Raconter des histoires, même toutes petites, introduire une tension ou un sentiment, ce sera l’enjeu des deux premières émissions. On sait qu’au bout du compte, en demi-finale et en finale, nous nous retrouverons entre forts en thème, devant des buzzers. Mais lors des sélections, le quiz ne sera qu’un prétexte, une toile de fond devant laquelle s’ébattront nos animateurs. La IIIe République avait son Tour de la France par deux enfants ; nous aurons, nous, le Tour de la France par Sandrine, Jean-Pierre, Christophe et Mareva (Galanter, l’ancienne Miss France ayant remplacé Alexia Laroche-Joubert). Jean-Pierre à la ferme, Mareva sur un bateau, Christophe au troquet, Sandrine au stade : inlassablement, ils ont sillonné les routes pour regarder la France au fond des yeux et rameuter des candidatures plus pittoresques que la mienne. Tenez, le jour J, devant le Kursaal de Dunkerque où TF1 a installé son décor, ses hôtesses, ses techniciens, ses tonnes de matériel, une équipe d’environ quatre-vingt personnes, ceux-là qui font la queue derrière moi, comment ont-ils été approchés ? Est-ce de leur propre chef qu’ils se sont ainsi déguisés en cow-boys d’opérette, bottes à franges, stetson et chemise à jabot ? Un club de danse country au grand complet, pour la production, ça va mettre de l’ambiance - et au passage, ils tenteront leur chance. Certains en profitent pour réviser, ils ont apporté de grosses chemises cartonnées. Deux jeunes gens derrière moi ne sont visiblement là que pour le plaisir de participer :
« Qui était président de la République avant Jacques Chirac ?
- Euh... De Gaulle ? (Autour d’eux on lève les yeux au ciel, en voilà un qui ne nous fera pas d’ombre !)
- Non. Mitterrand. Au théâtre comment appelle-t-on le siège pliable situé au bout d’une rangée ?
- Hein ?
- Un str... un stra... ? Un stra-pon-tin.
- Jamais entendu parler.
- Quel est le prénom du footballeur Anelka
- Nicolas ! »
Après l’attente à l’extérieur, qu’y a-t-il, d’après vous ? L’attente à l’intérieur. Une dizaine de grandes tables rondes sont installées, de gros cahiers à spirale sont à disposition. On s’installe, on forme des équipes et le feu roulant commence.
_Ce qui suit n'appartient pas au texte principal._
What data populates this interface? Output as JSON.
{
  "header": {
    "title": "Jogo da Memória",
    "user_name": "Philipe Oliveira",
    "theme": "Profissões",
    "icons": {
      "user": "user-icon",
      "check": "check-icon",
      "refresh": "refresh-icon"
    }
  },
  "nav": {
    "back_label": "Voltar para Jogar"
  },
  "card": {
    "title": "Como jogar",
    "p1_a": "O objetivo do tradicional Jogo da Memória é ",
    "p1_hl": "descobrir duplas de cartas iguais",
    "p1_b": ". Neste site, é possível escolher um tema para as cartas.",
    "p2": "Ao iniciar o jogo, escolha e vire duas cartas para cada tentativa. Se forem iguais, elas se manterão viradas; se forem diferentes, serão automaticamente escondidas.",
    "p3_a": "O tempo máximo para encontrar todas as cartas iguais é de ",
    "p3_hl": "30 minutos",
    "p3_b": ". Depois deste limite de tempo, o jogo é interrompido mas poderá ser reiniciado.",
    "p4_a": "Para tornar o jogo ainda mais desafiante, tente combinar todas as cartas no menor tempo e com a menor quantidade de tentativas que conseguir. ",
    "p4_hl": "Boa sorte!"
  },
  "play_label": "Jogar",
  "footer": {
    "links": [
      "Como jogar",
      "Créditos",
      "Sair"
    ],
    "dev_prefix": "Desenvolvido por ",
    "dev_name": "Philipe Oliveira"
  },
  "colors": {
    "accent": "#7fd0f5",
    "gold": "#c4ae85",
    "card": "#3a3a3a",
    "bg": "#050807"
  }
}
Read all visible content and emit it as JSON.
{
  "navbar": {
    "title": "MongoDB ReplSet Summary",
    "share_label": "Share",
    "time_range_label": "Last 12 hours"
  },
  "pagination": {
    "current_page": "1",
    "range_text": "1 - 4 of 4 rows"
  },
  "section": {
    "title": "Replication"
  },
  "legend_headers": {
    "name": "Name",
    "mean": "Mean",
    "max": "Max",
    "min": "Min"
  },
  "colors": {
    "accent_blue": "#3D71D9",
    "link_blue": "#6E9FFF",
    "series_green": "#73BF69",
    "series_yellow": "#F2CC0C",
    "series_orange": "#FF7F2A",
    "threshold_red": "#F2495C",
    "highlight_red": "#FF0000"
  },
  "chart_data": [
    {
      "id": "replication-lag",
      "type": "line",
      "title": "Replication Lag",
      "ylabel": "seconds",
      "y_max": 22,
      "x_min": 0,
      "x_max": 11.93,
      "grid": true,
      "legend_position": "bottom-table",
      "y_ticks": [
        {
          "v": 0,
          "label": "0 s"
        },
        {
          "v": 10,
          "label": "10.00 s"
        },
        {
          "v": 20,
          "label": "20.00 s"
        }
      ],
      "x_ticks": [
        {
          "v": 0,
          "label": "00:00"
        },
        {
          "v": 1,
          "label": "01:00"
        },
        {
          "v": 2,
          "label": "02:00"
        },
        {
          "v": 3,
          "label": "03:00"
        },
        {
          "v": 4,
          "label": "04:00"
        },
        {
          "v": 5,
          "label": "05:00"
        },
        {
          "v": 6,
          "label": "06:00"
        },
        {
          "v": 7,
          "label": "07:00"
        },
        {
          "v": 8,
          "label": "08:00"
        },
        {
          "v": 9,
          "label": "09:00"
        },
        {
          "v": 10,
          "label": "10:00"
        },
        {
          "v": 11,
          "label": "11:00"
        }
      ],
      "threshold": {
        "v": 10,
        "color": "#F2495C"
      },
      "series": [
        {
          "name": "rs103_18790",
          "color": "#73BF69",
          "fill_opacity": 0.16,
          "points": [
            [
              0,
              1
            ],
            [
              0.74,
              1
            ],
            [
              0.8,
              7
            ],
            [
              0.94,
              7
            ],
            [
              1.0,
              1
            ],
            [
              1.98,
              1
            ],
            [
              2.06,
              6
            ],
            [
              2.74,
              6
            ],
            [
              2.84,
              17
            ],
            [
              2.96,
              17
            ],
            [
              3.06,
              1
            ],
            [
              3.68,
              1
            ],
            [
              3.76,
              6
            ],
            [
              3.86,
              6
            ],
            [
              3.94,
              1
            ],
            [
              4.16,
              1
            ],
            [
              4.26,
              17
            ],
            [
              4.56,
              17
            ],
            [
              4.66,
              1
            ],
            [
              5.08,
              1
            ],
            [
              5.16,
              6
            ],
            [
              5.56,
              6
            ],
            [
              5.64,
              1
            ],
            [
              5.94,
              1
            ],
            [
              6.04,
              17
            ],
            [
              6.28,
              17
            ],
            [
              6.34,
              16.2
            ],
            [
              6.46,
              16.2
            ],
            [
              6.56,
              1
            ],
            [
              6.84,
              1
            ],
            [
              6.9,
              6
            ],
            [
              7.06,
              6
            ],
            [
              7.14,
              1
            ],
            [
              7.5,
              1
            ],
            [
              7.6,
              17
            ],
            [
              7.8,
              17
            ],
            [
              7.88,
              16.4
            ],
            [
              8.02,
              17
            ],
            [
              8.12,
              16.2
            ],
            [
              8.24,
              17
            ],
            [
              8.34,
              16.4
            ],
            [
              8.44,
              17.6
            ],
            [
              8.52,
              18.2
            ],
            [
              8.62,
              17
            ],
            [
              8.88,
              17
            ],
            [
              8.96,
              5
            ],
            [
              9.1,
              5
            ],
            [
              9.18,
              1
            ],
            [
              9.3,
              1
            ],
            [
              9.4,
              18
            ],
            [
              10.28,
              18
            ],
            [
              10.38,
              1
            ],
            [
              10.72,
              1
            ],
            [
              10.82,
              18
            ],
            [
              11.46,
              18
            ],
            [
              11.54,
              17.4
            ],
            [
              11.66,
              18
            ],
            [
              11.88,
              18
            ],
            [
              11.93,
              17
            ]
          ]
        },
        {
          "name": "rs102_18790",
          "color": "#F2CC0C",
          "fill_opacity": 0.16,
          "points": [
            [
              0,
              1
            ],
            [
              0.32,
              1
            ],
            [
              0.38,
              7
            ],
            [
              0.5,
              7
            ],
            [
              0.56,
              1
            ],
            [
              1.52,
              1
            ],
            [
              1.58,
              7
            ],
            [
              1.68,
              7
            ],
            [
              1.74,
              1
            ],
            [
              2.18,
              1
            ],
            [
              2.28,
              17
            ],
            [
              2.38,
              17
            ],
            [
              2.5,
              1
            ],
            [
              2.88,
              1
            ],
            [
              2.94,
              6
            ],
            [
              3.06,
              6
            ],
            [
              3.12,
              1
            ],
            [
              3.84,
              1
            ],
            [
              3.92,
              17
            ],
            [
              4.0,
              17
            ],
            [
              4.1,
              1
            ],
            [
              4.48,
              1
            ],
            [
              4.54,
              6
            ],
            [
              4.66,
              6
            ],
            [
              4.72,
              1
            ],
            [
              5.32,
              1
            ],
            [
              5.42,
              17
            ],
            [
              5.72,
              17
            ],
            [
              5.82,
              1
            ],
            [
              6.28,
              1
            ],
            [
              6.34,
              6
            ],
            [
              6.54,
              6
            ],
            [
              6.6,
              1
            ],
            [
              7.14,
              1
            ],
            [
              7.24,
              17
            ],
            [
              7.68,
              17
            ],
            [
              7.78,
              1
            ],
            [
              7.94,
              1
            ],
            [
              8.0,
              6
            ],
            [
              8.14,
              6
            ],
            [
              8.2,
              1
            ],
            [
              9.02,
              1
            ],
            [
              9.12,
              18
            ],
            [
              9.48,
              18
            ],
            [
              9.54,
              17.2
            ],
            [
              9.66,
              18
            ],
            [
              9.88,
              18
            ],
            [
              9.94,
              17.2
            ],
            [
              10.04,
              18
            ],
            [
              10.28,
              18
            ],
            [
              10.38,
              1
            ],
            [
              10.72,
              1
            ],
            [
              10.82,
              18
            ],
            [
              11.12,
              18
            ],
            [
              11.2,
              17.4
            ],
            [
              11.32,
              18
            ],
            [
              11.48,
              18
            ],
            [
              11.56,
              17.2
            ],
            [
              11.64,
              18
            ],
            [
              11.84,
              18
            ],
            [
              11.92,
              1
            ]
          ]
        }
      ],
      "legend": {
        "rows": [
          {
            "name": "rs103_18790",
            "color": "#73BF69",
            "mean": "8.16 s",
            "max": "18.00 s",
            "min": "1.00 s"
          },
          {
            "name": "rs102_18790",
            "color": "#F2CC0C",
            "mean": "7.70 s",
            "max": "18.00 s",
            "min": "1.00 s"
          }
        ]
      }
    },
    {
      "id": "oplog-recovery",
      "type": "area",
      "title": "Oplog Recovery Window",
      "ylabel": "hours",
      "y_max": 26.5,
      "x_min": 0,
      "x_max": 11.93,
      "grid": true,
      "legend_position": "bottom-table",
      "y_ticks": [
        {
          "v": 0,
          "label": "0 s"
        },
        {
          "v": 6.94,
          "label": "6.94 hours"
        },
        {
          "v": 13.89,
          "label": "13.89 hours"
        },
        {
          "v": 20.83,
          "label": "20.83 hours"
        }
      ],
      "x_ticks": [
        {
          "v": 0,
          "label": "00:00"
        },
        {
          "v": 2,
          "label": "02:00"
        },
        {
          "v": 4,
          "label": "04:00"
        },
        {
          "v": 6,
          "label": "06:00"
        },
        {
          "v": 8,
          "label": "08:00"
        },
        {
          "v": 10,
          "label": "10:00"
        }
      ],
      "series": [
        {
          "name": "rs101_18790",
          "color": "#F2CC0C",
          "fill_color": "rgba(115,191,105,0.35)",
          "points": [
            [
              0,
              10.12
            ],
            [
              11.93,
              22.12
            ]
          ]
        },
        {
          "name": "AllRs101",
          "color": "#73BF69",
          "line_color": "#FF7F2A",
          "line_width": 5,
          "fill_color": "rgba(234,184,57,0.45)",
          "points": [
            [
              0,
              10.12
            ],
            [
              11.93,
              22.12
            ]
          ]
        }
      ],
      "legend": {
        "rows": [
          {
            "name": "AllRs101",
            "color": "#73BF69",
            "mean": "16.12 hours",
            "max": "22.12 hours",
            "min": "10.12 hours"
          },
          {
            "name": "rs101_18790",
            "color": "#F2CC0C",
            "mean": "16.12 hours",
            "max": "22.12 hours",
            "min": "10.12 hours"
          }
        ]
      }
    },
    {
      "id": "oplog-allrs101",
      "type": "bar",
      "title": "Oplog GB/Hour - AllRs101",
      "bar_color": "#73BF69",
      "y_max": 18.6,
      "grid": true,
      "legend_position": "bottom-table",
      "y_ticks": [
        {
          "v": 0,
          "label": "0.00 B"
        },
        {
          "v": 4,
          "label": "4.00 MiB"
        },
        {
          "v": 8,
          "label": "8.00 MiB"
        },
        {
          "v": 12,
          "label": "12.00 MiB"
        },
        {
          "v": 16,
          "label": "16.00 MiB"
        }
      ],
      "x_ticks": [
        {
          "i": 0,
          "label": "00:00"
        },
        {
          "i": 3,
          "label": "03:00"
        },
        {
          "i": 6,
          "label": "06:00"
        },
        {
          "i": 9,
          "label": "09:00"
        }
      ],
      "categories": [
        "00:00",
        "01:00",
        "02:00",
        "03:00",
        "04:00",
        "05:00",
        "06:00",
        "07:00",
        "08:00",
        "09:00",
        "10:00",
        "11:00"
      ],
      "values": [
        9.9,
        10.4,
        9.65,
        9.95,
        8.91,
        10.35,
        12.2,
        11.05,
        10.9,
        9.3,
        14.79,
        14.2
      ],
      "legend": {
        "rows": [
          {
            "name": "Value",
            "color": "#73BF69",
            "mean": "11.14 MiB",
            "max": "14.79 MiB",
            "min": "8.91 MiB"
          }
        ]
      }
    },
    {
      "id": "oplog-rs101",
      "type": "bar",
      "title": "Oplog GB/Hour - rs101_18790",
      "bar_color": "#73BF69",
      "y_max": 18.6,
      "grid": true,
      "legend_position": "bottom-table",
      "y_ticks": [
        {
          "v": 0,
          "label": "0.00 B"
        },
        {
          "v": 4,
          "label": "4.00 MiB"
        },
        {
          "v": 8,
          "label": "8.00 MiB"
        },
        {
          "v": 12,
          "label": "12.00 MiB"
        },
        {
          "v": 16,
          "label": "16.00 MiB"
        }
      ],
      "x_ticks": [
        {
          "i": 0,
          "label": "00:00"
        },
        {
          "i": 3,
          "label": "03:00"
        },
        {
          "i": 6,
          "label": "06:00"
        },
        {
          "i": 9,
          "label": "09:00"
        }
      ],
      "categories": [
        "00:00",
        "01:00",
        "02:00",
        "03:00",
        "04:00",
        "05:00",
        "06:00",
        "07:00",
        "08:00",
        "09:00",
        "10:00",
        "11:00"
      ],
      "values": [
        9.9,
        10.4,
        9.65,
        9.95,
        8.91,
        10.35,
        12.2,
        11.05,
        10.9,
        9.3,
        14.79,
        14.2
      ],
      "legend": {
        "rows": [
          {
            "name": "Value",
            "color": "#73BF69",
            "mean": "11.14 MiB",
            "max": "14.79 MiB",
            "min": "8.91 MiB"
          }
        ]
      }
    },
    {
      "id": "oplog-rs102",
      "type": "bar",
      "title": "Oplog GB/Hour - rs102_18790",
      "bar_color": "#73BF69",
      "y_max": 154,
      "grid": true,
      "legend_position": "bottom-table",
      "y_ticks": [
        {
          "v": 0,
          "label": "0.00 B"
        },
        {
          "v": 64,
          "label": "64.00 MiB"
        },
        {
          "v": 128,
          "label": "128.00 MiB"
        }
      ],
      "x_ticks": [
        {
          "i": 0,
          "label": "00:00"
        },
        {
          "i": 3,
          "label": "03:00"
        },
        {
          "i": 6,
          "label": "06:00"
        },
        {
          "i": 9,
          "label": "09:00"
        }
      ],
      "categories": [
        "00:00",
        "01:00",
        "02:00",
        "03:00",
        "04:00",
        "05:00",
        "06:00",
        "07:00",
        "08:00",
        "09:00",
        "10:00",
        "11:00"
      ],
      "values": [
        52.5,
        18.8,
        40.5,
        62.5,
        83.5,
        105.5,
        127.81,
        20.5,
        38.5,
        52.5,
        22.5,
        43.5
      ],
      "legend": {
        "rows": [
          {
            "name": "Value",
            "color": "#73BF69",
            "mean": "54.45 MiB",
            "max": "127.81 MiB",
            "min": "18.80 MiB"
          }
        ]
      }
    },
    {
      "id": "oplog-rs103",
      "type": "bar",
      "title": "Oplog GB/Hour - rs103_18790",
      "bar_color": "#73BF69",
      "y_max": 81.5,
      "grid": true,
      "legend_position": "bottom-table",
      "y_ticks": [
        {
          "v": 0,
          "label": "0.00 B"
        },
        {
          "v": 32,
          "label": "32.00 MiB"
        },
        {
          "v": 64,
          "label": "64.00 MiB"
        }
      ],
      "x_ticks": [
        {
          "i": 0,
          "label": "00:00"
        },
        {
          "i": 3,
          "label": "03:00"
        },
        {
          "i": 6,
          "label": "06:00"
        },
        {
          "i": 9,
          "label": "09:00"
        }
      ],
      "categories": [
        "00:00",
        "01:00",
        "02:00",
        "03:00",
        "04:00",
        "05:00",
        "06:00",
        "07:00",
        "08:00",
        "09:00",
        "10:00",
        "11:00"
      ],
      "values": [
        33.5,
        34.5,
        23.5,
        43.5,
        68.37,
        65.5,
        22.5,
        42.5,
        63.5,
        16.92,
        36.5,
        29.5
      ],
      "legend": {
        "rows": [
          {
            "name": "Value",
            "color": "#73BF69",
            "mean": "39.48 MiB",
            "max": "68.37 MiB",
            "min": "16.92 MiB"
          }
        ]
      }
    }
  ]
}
Quel monstre King Kong affronte-t-il en 1962 ? [8]
Qui a les yeux bleus d’après le titre d’un film de 1966 avec Jean Pierre Léaud ? [9]
Quel ninja blond créé par Masashi Kishimoto est un héros de manga ? [10]
Régulièrement, une hôtesse lance un numéro (on nous a tous collé un matricule sur la poitrine) et un prénom. L’heureux élu quitte la salle, encouragé par ses amis et par des inconnus - bon esprit. Il s’en va à la rencontre du jury, qui le plus souvent ne sera pas composé de nos vedettes (ça prendrait des jours), mais de deux assistants bienveillants qui lui proposeront les dix devinettes fatidiques. Déjà certains reçoivent des SMS des amis qui les ont précédés : « Tombé à la deuxième (à la huitième, à la dixième) question. » Ils n’ont pas le droit de revenir en salle d’attente, mais quelle importance ? Une cow-girl a déjà mordu la poussière. Parfois on entend des applaudissements dans la salle voisine, il y en a pour qui ça se passe bien. Par moments, cette séance d’entraînement collectif (suivie caméra à l’épaule) évoque davantage les défunts trois jours d’évaluation militaire que la réunion du Collège de France. L’exploit n’est pas toujours de donner la réponse, quelquefois lire la question suffit. Mais quel mal y a-t-il à être venu pour jouer, pour rêver, pour montrer son museau dans la lucarne, pour rencontrer des célébrités ? Toutes les raisons sont bonnes car au final, il n’y aura qu’un gagnant. Seule ombre au tableau, un insupportable fat se fait remarquer, passant complaisamment de table en table, répondant à toutes les questions, écœurant son monde. Heureusement il ne me sera pas un obstacle dans la course au titre : cet arrogant petit personnage, c’est moi.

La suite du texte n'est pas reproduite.